Shifting resources to domestic spying.
The CIA has curbed spying on friendly governments in Western Europe in response to the furor over a German caught selling secrets to the United States and the Edward Snowden revelations of classified information held by the National Security Agency, according to current and former U.S. officials.
The pause in decades of espionage, which remains partially in effect, was designed to give CIA officers time to examine whether they were being careful enough and to evaluate whether spying on allies is worth running the risk of discovery, said a U.S. official who has been briefed on the situation.
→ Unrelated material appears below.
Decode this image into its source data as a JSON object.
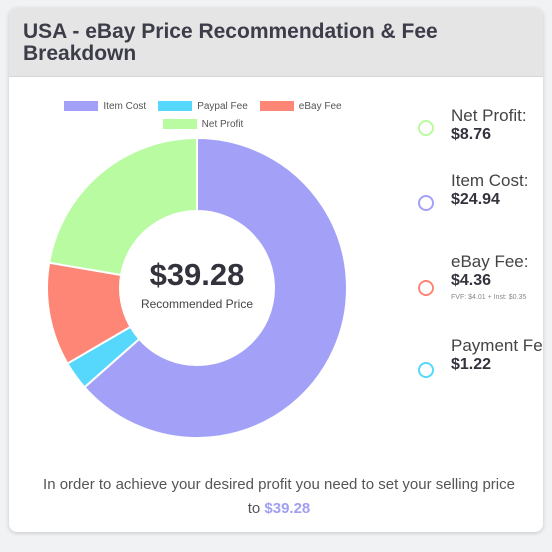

Under the stand-down order, case officers in Europe largely have been forbidden from undertaking “unilateral operations” such as meeting with sources they have recruited within allied governments. Such clandestine meetings are the bedrock of spying.
CIA officers are still allowed to meet with their counterparts in the host country’s intelligence service, conduct joint operations with host country services and conduct operations with the approval of the host government. Recently, unilateral operations targeting third country nationals_Russians in France, for example_were restarted. But most meetings with sources who are host nationals remain on hold, as do new recruitments.
The CIA declined to comment.
James Clapper, the U.S. director of national intelligence, said during a public event Thursday that the U.S. is assuming more risk because it has stopped spying on “specific targets,” though he didn’t spell out details.
Spying stand-downs are common after an operation is compromised, but “never this long or this deep,” said a former CIA official, who, like others interviewed for this story, spoke on condition of anonymity because it’s illegal to discuss classified material or activities. The pause, which has been in effect for about two months, was ordered by senior CIA officials through secret cables.